Tom picked her up from school yesterday, wherewhen (new word) he learned that Edith had bitten and hit that day. There was no phone call. Maybe the school is numb too? I was out running. It was Friday, the gate to the weekend. I came back to the house where Tom was to be reconnecting my TV (workers had been doing the floor and disconnected it and I am technically unsavvy-no-stupid and could not get it reconnected) and he greets me and says, "Guess what?" My stomach fell. I knew. Edith started to get extremely tired on the couch there - he caught the falling asleep trick and suggested we spank her right away. Good thinking. So he spanked her for the first time. Up to this point it's all been me.  She was screaming she didn't want him to spank her, she wanted me to do it. He did it anyway. Man, he is stern and mean. Way more so than I am. Which digressing is indirectly one of the reasons we aren't together anymore. That "Tom" makes me shudder. It makes me want to tell him to stop,  but I don't. Because obviously my loving, gentle demeanor when I beat her ass isn't having an impact. So I bite my tongue and cry inside my heart and mind.
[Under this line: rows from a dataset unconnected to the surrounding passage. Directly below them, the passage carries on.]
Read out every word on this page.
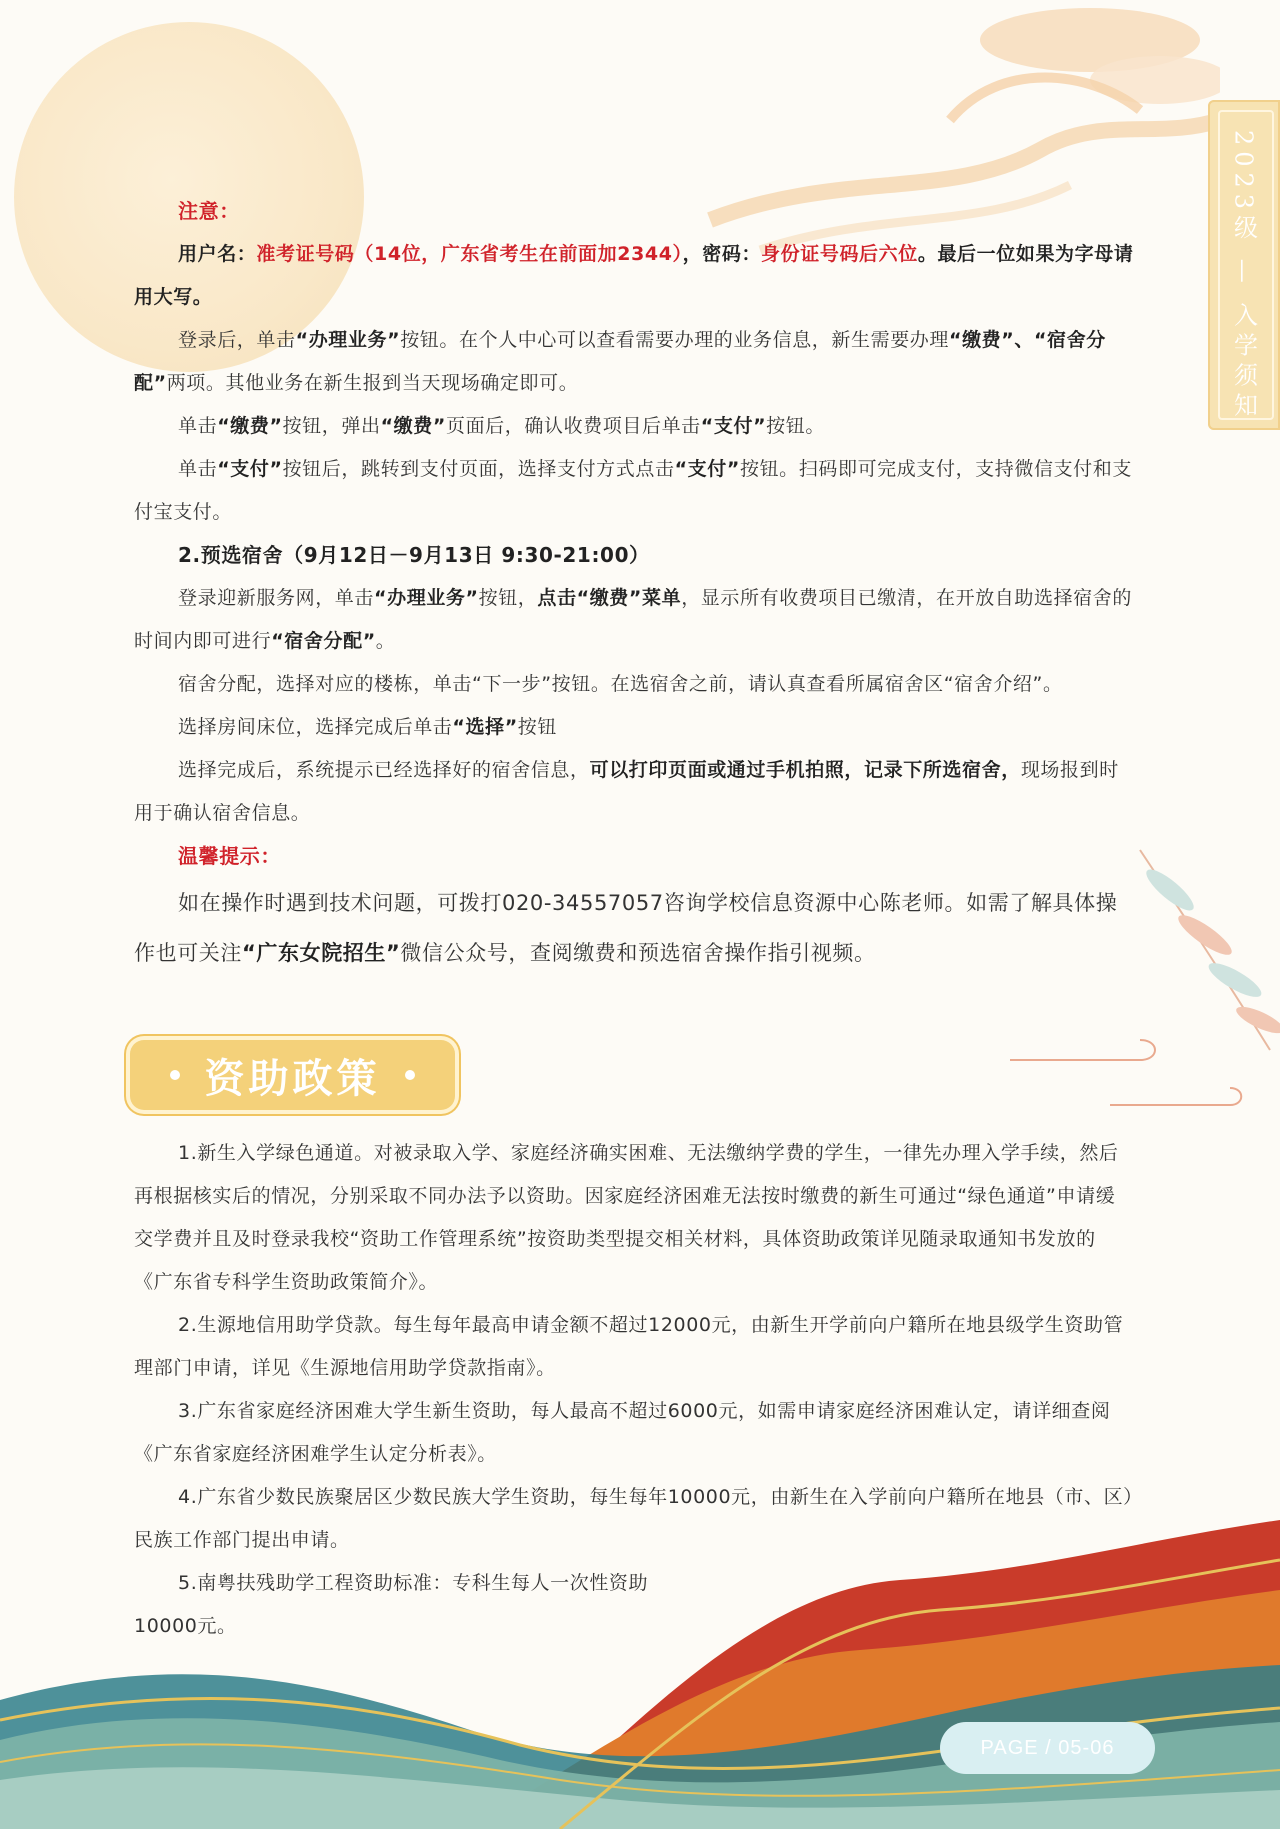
2023级 — 入学须知

注意：

用户名：准考证号码（14位，广东省考生在前面加2344），密码：身份证号码后六位。最后一位如果为字母请用大写。

登录后，单击“办理业务”按钮。在个人中心可以查看需要办理的业务信息，新生需要办理“缴费”、“宿舍分配”两项。其他业务在新生报到当天现场确定即可。

单击“缴费”按钮，弹出“缴费”页面后，确认收费项目后单击“支付”按钮。

单击“支付”按钮后，跳转到支付页面，选择支付方式点击“支付”按钮。扫码即可完成支付，支持微信支付和支付宝支付。

2.预选宿舍（9月12日－9月13日 9:30-21:00）

登录迎新服务网，单击“办理业务”按钮，点击“缴费”菜单，显示所有收费项目已缴清，在开放自助选择宿舍的时间内即可进行“宿舍分配”。

宿舍分配，选择对应的楼栋，单击“下一步”按钮。在选宿舍之前，请认真查看所属宿舍区“宿舍介绍”。

选择房间床位，选择完成后单击“选择”按钮

选择完成后，系统提示已经选择好的宿舍信息，可以打印页面或通过手机拍照，记录下所选宿舍，现场报到时用于确认宿舍信息。

温馨提示：

如在操作时遇到技术问题，可拨打020-34557057咨询学校信息资源中心陈老师。如需了解具体操作也可关注“广东女院招生”微信公众号，查阅缴费和预选宿舍操作指引视频。

资助政策

1.新生入学绿色通道。对被录取入学、家庭经济确实困难、无法缴纳学费的学生，一律先办理入学手续，然后再根据核实后的情况，分别采取不同办法予以资助。因家庭经济困难无法按时缴费的新生可通过“绿色通道”申请缓交学费并且及时登录我校“资助工作管理系统”按资助类型提交相关材料，具体资助政策详见随录取通知书发放的《广东省专科学生资助政策简介》。

2.生源地信用助学贷款。每生每年最高申请金额不超过12000元，由新生开学前向户籍所在地县级学生资助管理部门申请，详见《生源地信用助学贷款指南》。

3.广东省家庭经济困难大学生新生资助，每人最高不超过6000元，如需申请家庭经济困难认定，请详细查阅《广东省家庭经济困难学生认定分析表》。

4.广东省少数民族聚居区少数民族大学生资助，每生每年10000元，由新生在入学前向户籍所在地县（市、区）民族工作部门提出申请。

5.南粤扶残助学工程资助标准：专科生每人一次性资助10000元。

PAGE / 05-06
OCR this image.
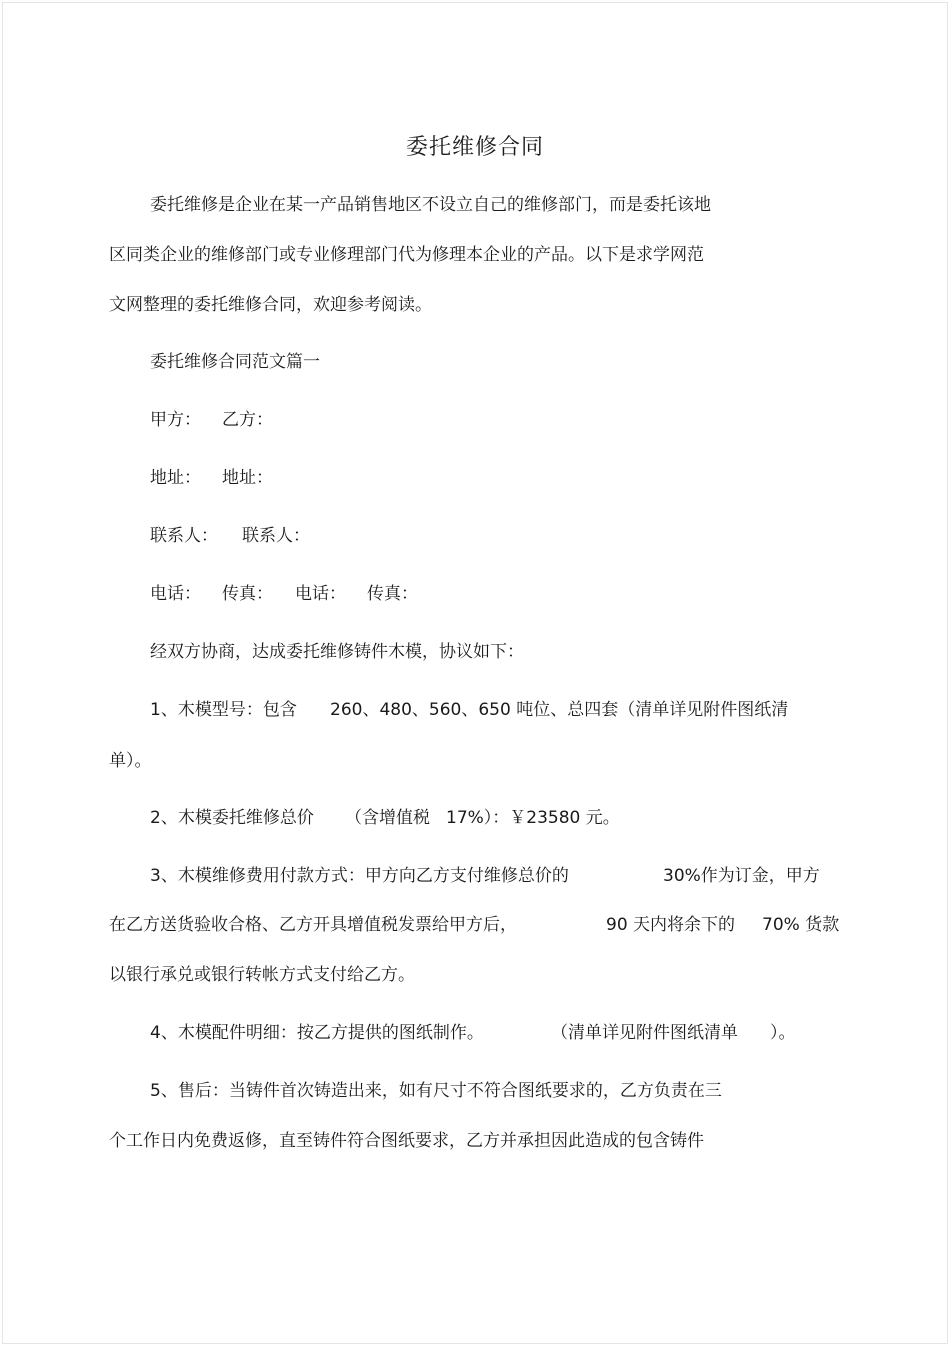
委托维修合同
委托维修是企业在某一产品销售地区不设立自己的维修部门，而是委托该地
区同类企业的维修部门或专业修理部门代为修理本企业的产品。以下是求学网范
文网整理的委托维修合同，欢迎参考阅读。
委托维修合同范文篇一
甲方： 乙方：
地址： 地址：
联系人： 联系人：
电话： 传真： 电话： 传真：
经双方协商，达成委托维修铸件木模，协议如下：
1、木模型号：包含 260、480、560、650 吨位、总四套（清单详见附件图纸清
单）。
2、木模委托维修总价 （含增值税 17%）：￥23580 元。
3、木模维修费用付款方式：甲方向乙方支付维修总价的	30%作为订金，甲方
在乙方送货验收合格、乙方开具增值税发票给甲方后，	90 天内将余下的 70% 货款
以银行承兑或银行转帐方式支付给乙方。
4、木模配件明细：按乙方提供的图纸制作。	（清单详见附件图纸清单 ）。
5、售后：当铸件首次铸造出来，如有尺寸不符合图纸要求的，乙方负责在三
个工作日内免费返修，直至铸件符合图纸要求，乙方并承担因此造成的包含铸件
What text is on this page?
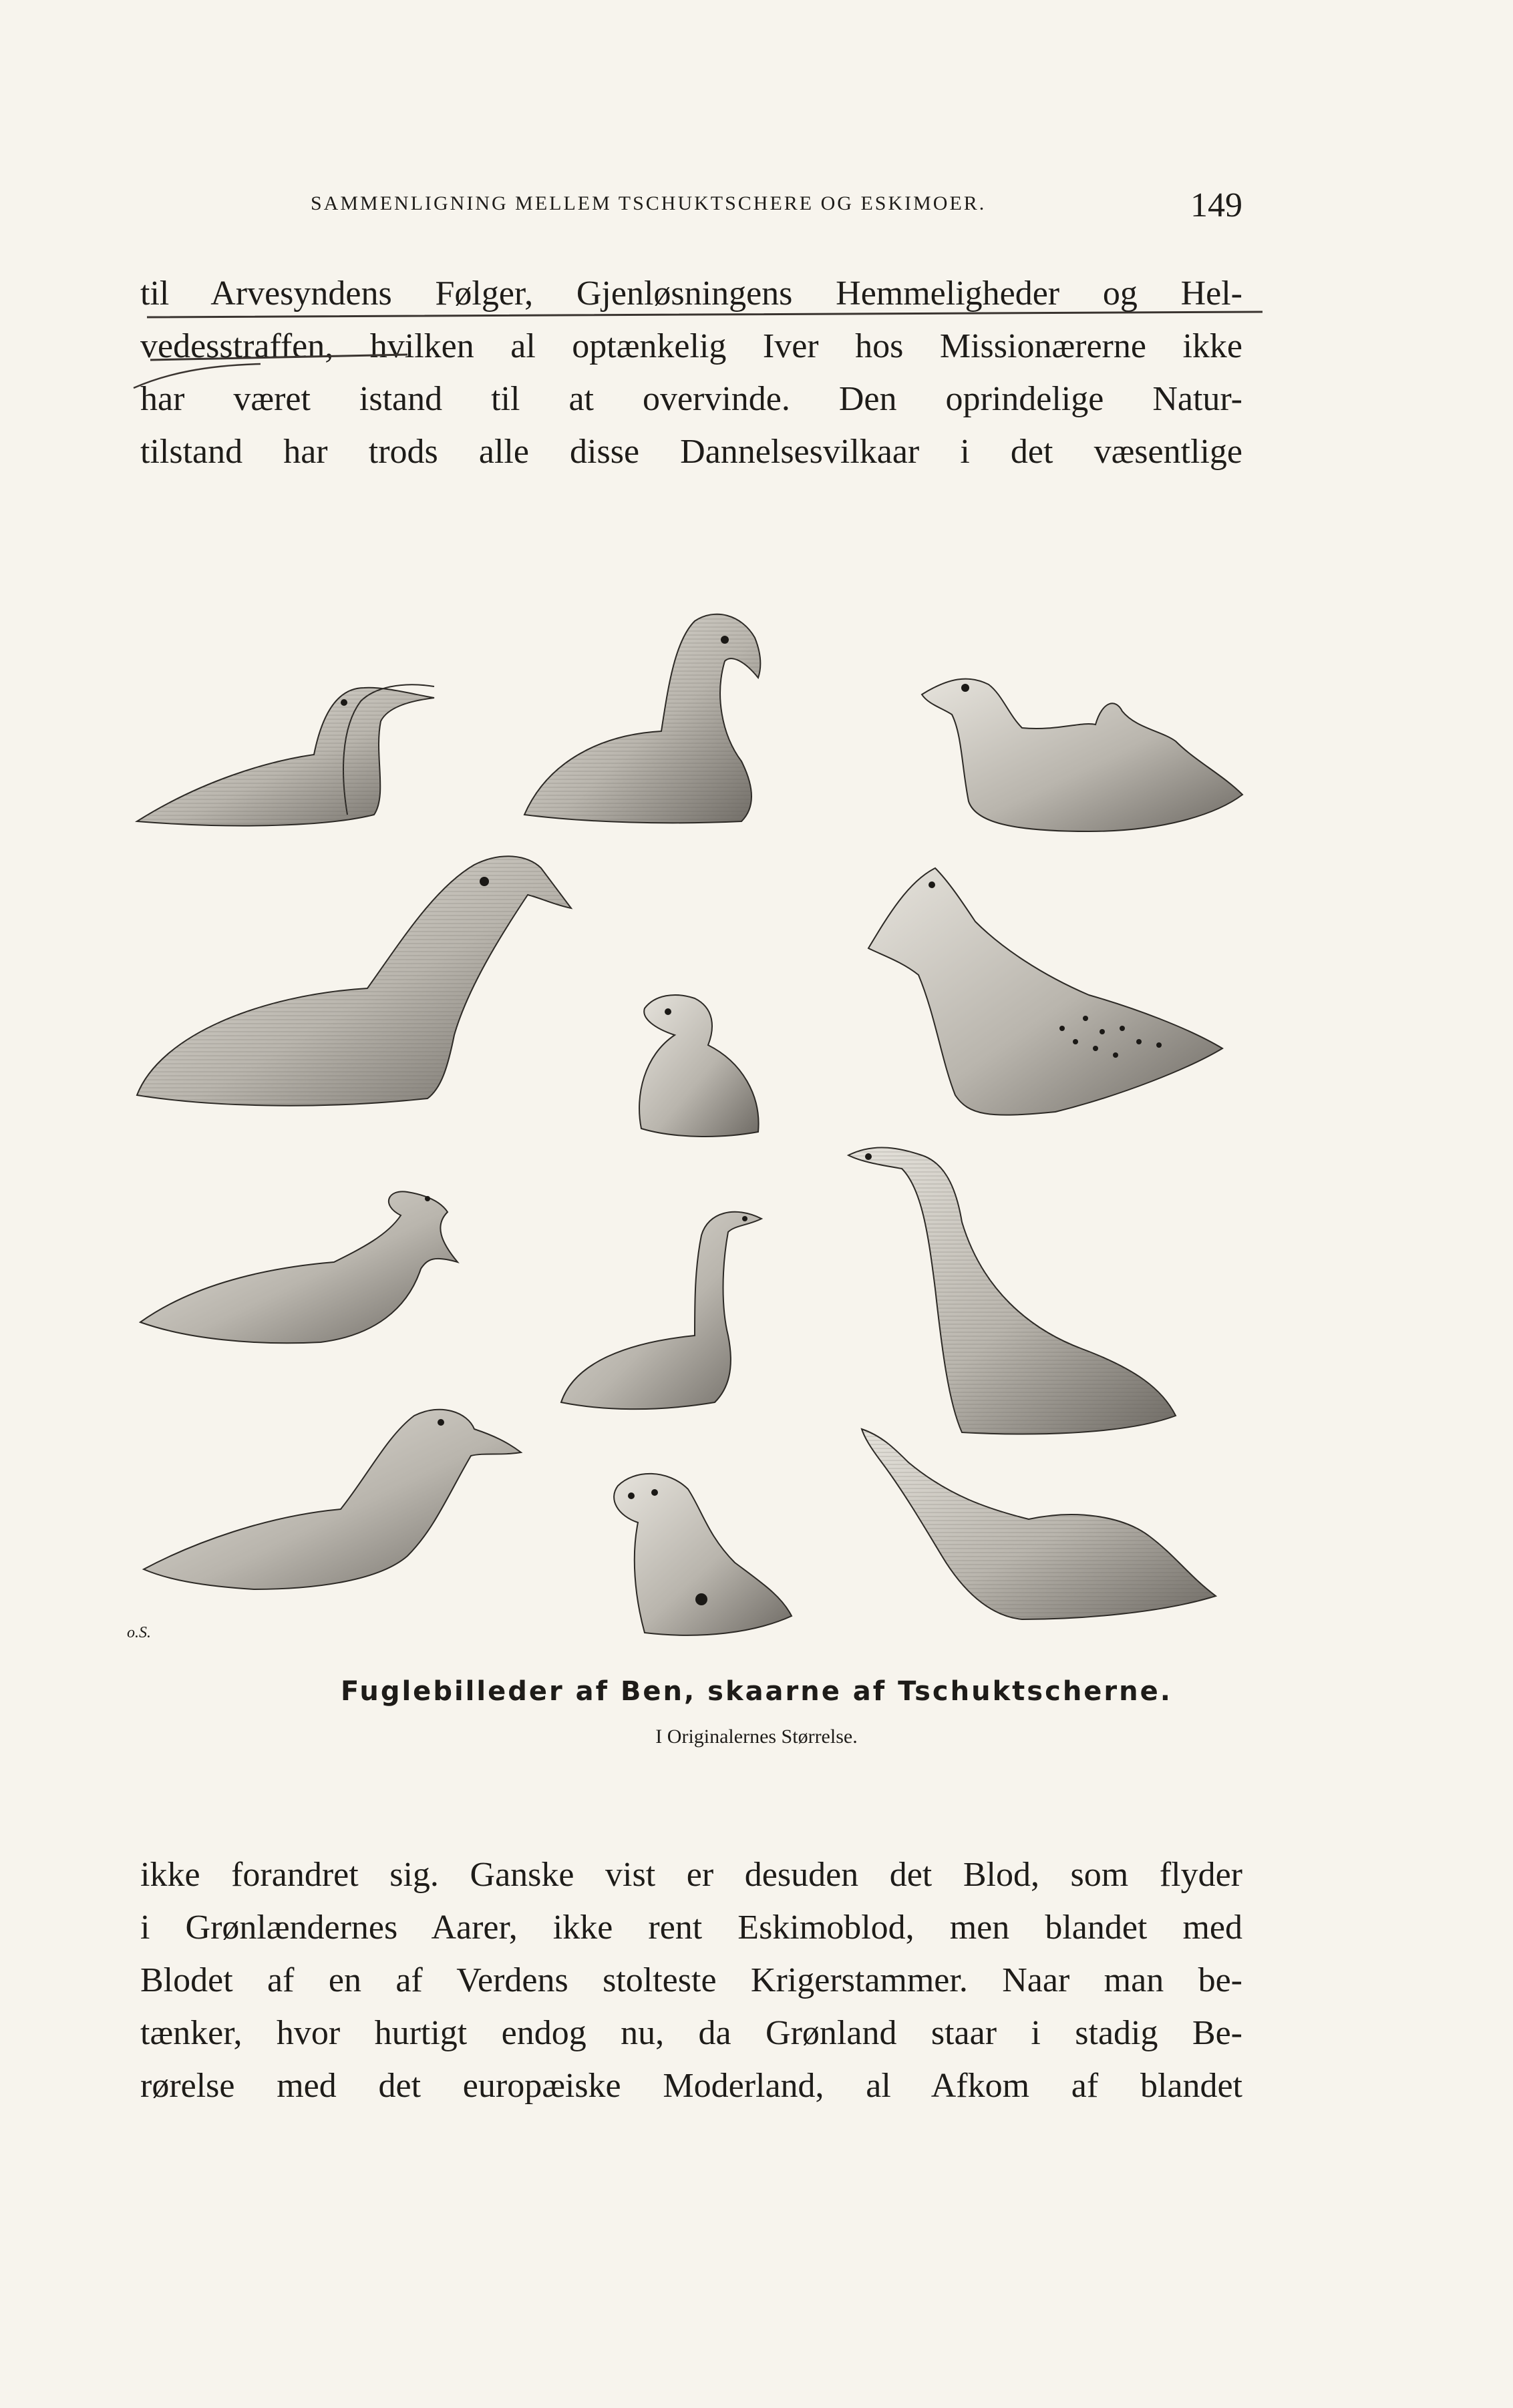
SAMMENLIGNING MELLEM TSCHUKTSCHERE OG ESKIMOER.	149
til Arvesyndens Følger, Gjenløsningens Hemmeligheder og Hel-
vedesstraffen, hvilken al optænkelig Iver hos Missionærerne ikke
har været istand til at overvinde. Den oprindelige Natur-
tilstand har trods alle disse Dannelsesvilkaar i det væsentlige
o.S.
Fuglebilleder af Ben, skaarne af Tschuktscherne.
I Originalernes Størrelse.
ikke forandret sig. Ganske vist er desuden det Blod, som flyder
i Grønlændernes Aarer, ikke rent Eskimoblod, men blandet med
Blodet af en af Verdens stolteste Krigerstammer. Naar man be-
tænker, hvor hurtigt endog nu, da Grønland staar i stadig Be-
rørelse med det europæiske Moderland, al Afkom af blandet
Folks, I don't know what we are going to do. Tom and I already had an appointment with Jasmine for Monday. I know it isn't really the picture I've painted here, but Edith is a very, very sweet girl. She is so easy - she doesn't get into things, she has a wonderful disposition, she is extremely intelligent. But yet she is coming home with red and yellow faces three out of five days a week. No one else has issues with her - not her Granny, not her dad, not the babysitter up the road, and not her Sunday school teacher. Last week Edith said to me, "Mommy, I'm sorry I'm such a bad girl." It broke my heart. It broke her dad's heart when I told him. I told her, "Baby, you are not a bad girl. You just do things you should not do sometimes. Sometimes I do things I should not do." She was amazed and asked what I did that I was not supposed to do. I told her that sometimes I didn't listen to my boss or I didn't do what he told me to do. I told her we all struggle with good and bad - that that is the human condition - and that is what Jesus is in our hearts for.

We (Tom and I) are frustrated. Of course, Edith could have certainly picked a better day to refresh her biting than the day before the appointment. But, it is what it is, right? I'm kind of thinking that her teachers don't have control of the class room. There is another day care here in town that has a smaller span of control - 5 kids for one teacher versus the 22 for 2 teachers in her room right now. I also think Edith is not being challenged enough and is acting out. Whenever I mention this to Jasmine, I get the feeling....you know how you would pat someone's hand you thought was senile and tell them you agreed with them that the sky is green? That's how it feels - like every parent thinks their child is "all that" and she's not going to try to argue with me and is humoring me by agreeing. Which makes me want to scream. She moved Sweet Pea up to the fours and is leaving Edith in the threes. She claims it's because the fours are full and Edith is younger than Sweet Pea by 5 days and that Edith will be next. I think she's blowing smoke up my ass. I think she's afraid of Sweet Pea's dad and wants to keep them separated.

In fact, the more I think of it, the more I think maybe a new daycare is what is needed. So maybe I'm not completely at my wit's end yet. The other one is $200 a month more than where she is at. Tom said he'd split it with me. I don't want to pay more. I don't want to uproot Edith from where she's been since she was 10 months old. But, what else are we to do?